In a similar vein, Trinidadian-based artist Rodell Warner’s animated GIF Palm/Spectrum speaks to the stereotypical images of the Caribbean that first colonialism and secondly tourism has moulded, through the motif of the palm tree. Rotating against a backdrop of bright colours and pastel shades, the artist has described how this image at the same time does represent a certain reality of the Caribbean; aspects of fun and coolness. Finally Katherine Kennedy’s light installation Diametric Accord 1 and Diametric Accord 2 flows against the tide of these outside perceptions, charting the artists’ own travels outwith the region for exhibitions and residencies and mapping out these locations through cartography as well as iconic buildings and monuments. The reflection of her design and images via light on to the wall of the warehouse suggests the opacity of the outsider’s understanding of new locations, and the rainbow of perspectives - of places and spaces - we each gain from new travels.

Rum Retort is curated by Tiffany Boyle and Natalia Palombo for Mother Tongue and brings together the work of 10 artists based in the Caribbean and Scotland.
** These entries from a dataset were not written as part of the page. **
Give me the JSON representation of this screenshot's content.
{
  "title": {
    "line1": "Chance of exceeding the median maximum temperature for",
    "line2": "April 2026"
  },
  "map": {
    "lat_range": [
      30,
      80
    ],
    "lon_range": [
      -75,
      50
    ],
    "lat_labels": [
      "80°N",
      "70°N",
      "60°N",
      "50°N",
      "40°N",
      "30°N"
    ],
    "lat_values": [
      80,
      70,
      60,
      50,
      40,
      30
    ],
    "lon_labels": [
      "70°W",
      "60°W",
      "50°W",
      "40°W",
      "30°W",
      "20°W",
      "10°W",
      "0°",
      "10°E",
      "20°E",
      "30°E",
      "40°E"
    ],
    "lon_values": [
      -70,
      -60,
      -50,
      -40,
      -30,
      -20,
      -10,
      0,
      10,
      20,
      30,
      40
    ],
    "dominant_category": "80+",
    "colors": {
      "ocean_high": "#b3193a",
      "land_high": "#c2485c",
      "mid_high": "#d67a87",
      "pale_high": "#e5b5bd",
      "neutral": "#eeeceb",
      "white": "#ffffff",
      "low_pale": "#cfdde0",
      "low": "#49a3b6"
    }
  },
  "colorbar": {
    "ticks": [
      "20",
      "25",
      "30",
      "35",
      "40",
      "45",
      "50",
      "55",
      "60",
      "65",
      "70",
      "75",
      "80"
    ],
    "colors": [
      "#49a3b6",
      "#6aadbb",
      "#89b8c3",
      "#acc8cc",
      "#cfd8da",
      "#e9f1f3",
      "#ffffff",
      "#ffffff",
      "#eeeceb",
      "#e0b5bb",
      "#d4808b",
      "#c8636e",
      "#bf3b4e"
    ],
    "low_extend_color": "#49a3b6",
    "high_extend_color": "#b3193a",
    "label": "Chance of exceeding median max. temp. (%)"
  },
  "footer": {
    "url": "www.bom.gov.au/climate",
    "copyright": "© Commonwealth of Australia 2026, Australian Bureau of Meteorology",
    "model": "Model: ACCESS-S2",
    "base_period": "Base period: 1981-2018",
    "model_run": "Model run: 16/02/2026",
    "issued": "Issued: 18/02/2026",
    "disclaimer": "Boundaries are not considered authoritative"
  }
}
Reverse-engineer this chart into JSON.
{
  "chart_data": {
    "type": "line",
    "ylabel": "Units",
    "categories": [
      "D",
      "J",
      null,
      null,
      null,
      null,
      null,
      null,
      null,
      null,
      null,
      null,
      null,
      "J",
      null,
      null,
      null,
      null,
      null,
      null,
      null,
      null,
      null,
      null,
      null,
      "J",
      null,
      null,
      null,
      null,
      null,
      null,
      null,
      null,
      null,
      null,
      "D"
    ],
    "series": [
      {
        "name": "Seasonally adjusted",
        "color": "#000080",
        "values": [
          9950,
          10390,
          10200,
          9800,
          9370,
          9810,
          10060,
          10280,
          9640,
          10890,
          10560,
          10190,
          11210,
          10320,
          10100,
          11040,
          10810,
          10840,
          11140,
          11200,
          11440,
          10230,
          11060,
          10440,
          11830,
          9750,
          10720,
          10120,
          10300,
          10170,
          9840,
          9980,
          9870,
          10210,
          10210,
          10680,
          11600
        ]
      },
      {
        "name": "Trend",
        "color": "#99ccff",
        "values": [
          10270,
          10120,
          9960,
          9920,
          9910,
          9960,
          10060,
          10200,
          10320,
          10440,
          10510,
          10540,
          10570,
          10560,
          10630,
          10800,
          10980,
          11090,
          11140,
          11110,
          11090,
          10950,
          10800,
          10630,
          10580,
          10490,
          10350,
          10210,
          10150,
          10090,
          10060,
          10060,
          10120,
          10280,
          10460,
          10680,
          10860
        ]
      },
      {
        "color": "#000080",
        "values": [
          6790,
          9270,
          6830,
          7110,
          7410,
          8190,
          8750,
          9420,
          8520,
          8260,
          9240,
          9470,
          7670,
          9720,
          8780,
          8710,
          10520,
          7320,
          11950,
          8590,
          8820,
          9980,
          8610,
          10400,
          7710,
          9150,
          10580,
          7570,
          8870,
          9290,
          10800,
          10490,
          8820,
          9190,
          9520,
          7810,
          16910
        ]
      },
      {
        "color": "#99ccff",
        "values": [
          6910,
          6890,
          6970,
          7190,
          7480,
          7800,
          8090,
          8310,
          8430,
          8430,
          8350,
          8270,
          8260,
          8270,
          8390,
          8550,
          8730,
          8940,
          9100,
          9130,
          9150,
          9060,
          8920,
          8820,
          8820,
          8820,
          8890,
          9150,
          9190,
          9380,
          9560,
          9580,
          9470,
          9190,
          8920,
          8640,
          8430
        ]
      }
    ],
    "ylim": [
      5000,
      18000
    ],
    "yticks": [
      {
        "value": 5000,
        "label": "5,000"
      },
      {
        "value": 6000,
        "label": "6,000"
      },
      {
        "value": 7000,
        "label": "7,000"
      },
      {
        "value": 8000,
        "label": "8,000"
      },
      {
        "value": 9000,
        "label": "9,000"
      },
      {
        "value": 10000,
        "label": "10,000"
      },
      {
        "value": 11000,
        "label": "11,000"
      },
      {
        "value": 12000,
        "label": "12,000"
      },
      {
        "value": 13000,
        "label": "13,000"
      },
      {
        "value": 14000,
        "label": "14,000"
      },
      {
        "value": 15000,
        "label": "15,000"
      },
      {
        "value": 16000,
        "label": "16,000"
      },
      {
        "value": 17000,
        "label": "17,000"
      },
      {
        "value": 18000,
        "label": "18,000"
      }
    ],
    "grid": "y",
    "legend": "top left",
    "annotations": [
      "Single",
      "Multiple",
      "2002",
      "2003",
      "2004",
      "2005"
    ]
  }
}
The project has its roots in a curatorial research residency undertaken by Mother Tongue with Fresh Milk Barbados in early 2015. The exhibition seeks to re-trace and activate the connections between Greenock, Scotland and the Caribbean, but not to be contained solely by these. More than this, the exhibition through its process and journeys seeks to establish new artistic dialogues and future possibilities.